Another way to model cavitation in CFD is by solving an additional transport equation for the vapor mass or volume fraction. Different models like Singhal3, Zwart4, Tani5, Merkle6, Kunz7, Sauer8, etc. exist. The models put the pressure in relation to the saturation pressure to determine a source term based on the Rayleigh-Plesset equation for bubble dynamics. Of course, they require careful treatment and validation of their coefficients. Thermal effects can be included.
When a very precise description of the density in function of pressure and enthalpy is required, the use of thermodynamic tables is suggested. Thermodynamic tables contain the real thermodynamic properties of a particular fluid. They are introduced in the Navier-Stokes equations for mixtures and provide the modeling of the real fluid, taking into account the correct thermo-sensitivity of the saturation pressure.
External Aerodynamic Application
A simple application of the barotropic law is the cavitating flow over a 45-degree conical body (Figure 4), as studied by Rouse and McNown in 1948. The increasing cavitation, determined by the lower cavitation number, is reflected in the streamwise distribution of the pressure coefficient distribution. The barotropic law provides an accurate prediction of the cavitating flow solution.
A typical cavitation application is the generation of NPSH-Head curves for pumps (Figure 5). This curve shows how the head of the pump will decrease in function of the net positive suction head (NPSH) (the difference between inlet pressure and vapor pressure in the pump). Analyzing the curve on the right, the pump user is informed about the inception of cavitation and till which NPSH they can operate the pump at a specific operating point before cavitation becomes too intensive (usually referred to as NPSHr, for example, corresponding to a head drop of 3%). High cavitation is noticeable as a substantial loss in the head generated by the pump. With the NPSH, a function of the used system, and NPSHr, a property of the installed pump, it’s vital to have this NPSH higher than the NPSHr to avoid pump damage and intolerable noise.

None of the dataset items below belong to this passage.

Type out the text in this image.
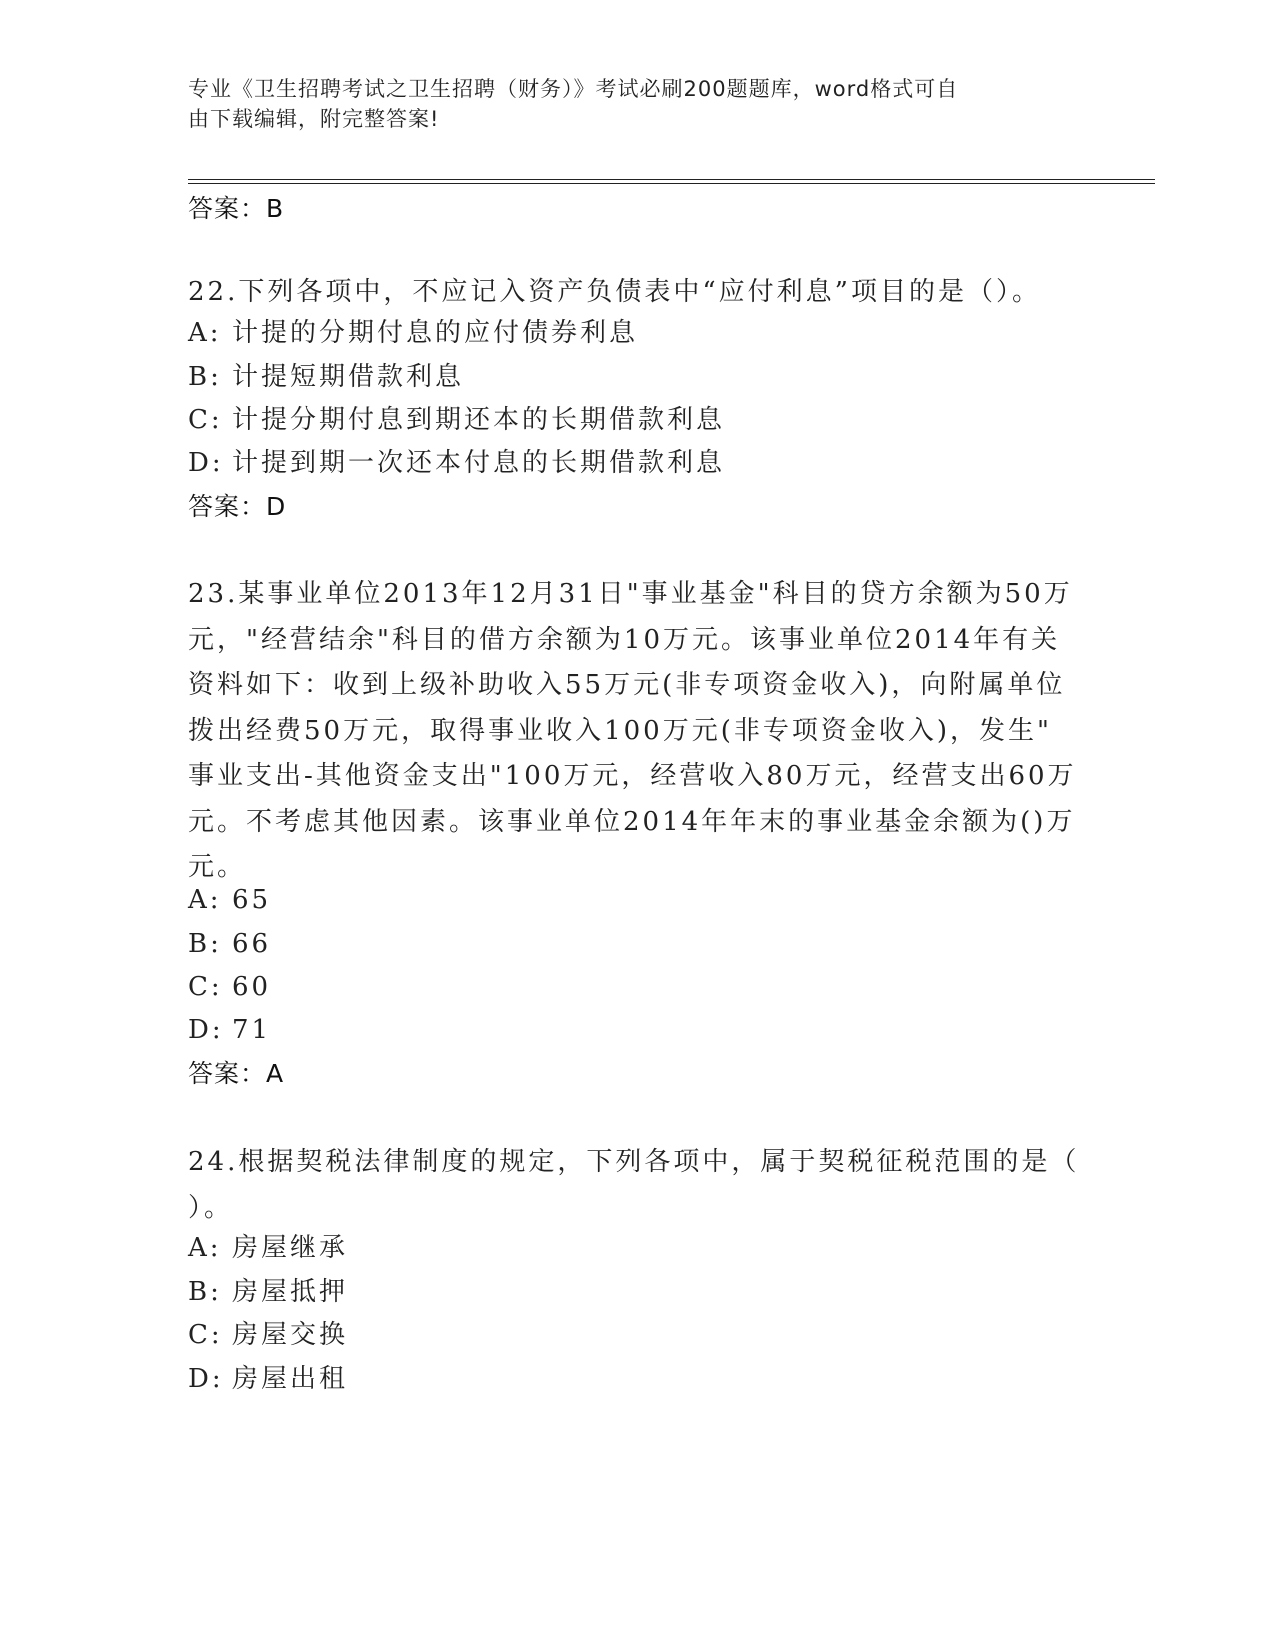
专业《卫生招聘考试之卫生招聘（财务）》考试必刷200题题库，word格式可自
由下载编辑，附完整答案!
答案：B
22.下列各项中，不应记入资产负债表中“应付利息”项目的是（）。
A: 计提的分期付息的应付债券利息
B: 计提短期借款利息
C: 计提分期付息到期还本的长期借款利息
D: 计提到期一次还本付息的长期借款利息
答案：D
23.某事业单位2013年12月31日"事业基金"科目的贷方余额为50万
元，"经营结余"科目的借方余额为10万元。该事业单位2014年有关
资料如下：收到上级补助收入55万元(非专项资金收入)，向附属单位
拨出经费50万元，取得事业收入100万元(非专项资金收入)，发生"
事业支出-其他资金支出"100万元，经营收入80万元，经营支出60万
元。不考虑其他因素。该事业单位2014年年末的事业基金余额为()万
元。
A: 65
B: 66
C: 60
D: 71
答案：A
24.根据契税法律制度的规定，下列各项中，属于契税征税范围的是（
）。
A: 房屋继承
B: 房屋抵押
C: 房屋交换
D: 房屋出租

The NPSH-head curve can be computed numerically by increasing the vapor pressure step by step for a defined operating point of the pump. The increasing vapor pressure will result in a decreasing NPSH, a growing cavitation area, and a drop in the pump head when cavitation becomes too extensive. An example is given in Figure 6 for the SHF pump. One can see how the cavitation at the leading edge of the pump blades increases, with the NPSH decreasing until it covers a large part of the blade.
All these test cases have something in common: having a dense and uniform mesh is mandatory since we are looking for local flow particularities, pressure gradients, thin layers, or cavitation bubbles. The correct physics is easily lost or not even captured without such a mesh. Besides, most of the time, cavitation is an unsteady phenomenon and, as such, difficult to predict. Where will it be located? How intense will it be? Questions like these are why a dynamic grid adaptation based on a cavitation criterion has been implemented. During the simulation, the solver adapts the mesh and refines, where necessary, to reveal the presence of cavitation on too coarse meshes. The illustration in Figure 1 is proof of this concept.

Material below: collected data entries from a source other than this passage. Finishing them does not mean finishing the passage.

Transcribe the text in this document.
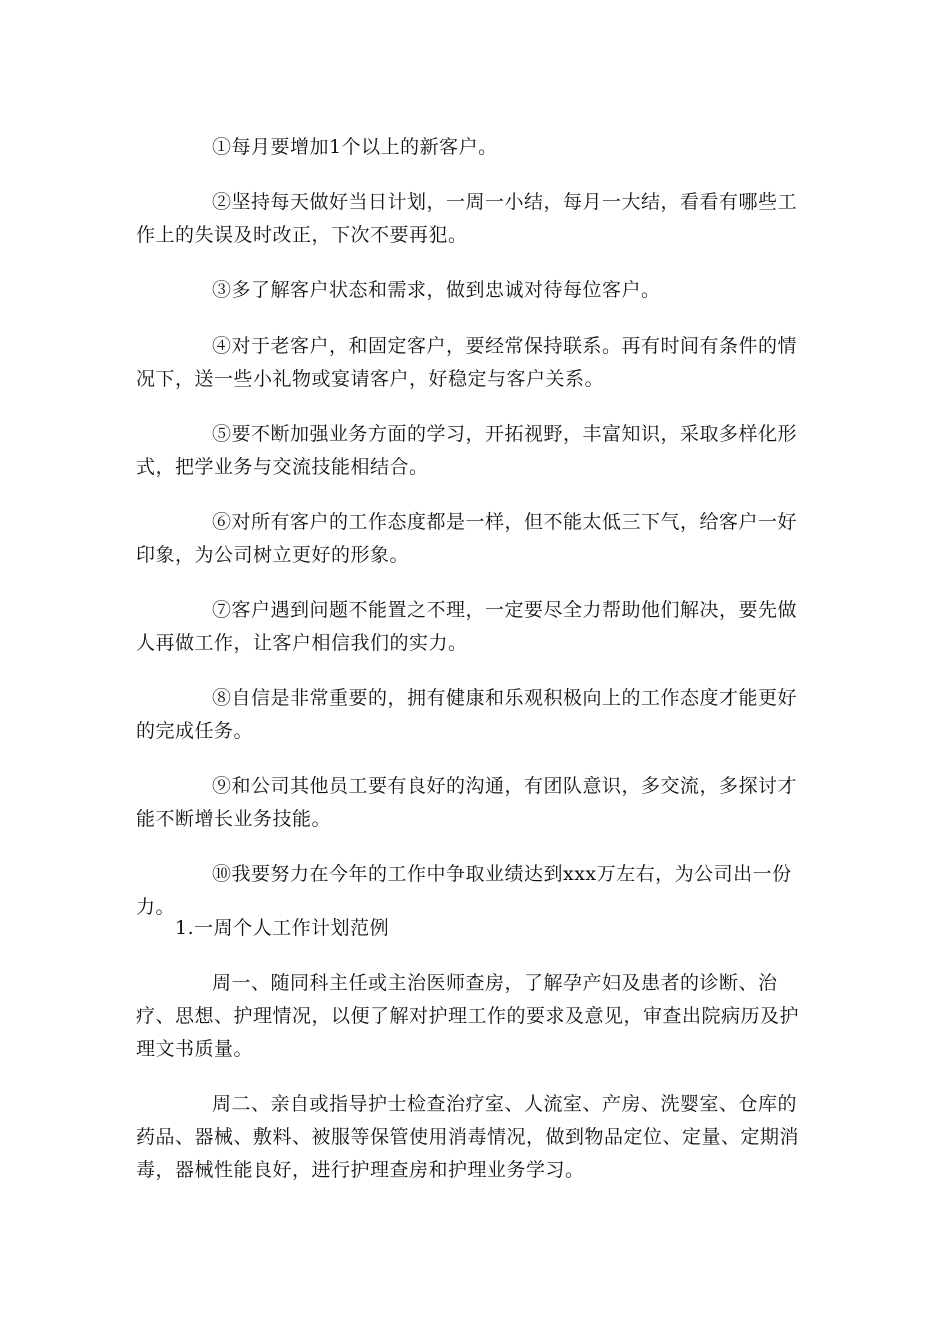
①每月要增加1个以上的新客户。

②坚持每天做好当日计划，一周一小结，每月一大结，看看有哪些工作上的失误及时改正，下次不要再犯。

③多了解客户状态和需求，做到忠诚对待每位客户。

④对于老客户，和固定客户，要经常保持联系。再有时间有条件的情况下，送一些小礼物或宴请客户，好稳定与客户关系。

⑤要不断加强业务方面的学习，开拓视野，丰富知识，采取多样化形式，把学业务与交流技能相结合。

⑥对所有客户的工作态度都是一样，但不能太低三下气，给客户一好印象，为公司树立更好的形象。

⑦客户遇到问题不能置之不理，一定要尽全力帮助他们解决，要先做人再做工作，让客户相信我们的实力。

⑧自信是非常重要的，拥有健康和乐观积极向上的工作态度才能更好的完成任务。

⑨和公司其他员工要有良好的沟通，有团队意识，多交流，多探讨才能不断增长业务技能。

⑩我要努力在今年的工作中争取业绩达到xxx万左右，为公司出一份力。

1.一周个人工作计划范例

周一、随同科主任或主治医师查房，了解孕产妇及患者的诊断、治疗、思想、护理情况，以便了解对护理工作的要求及意见，审查出院病历及护理文书质量。

周二、亲自或指导护士检查治疗室、人流室、产房、洗婴室、仓库的药品、器械、敷料、被服等保管使用消毒情况，做到物品定位、定量、定期消毒，器械性能良好，进行护理查房和护理业务学习。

The take-home message of the article is that choosing the right path according to the objective is essential. Is it enough to be aware of the presence of cavitation? Should performance prediction be taken into account? How accurate should the modeling be? The answers to these questions will lead to different mesh sizes and a number of equations to solve. CPU time will be impacted accordingly. Mesh density and uniformity are essential in all cases and cannot be neglected.
The good news is that Cadence offers a wide range of tools to model cavitation, accompanied by guidelines for many applications.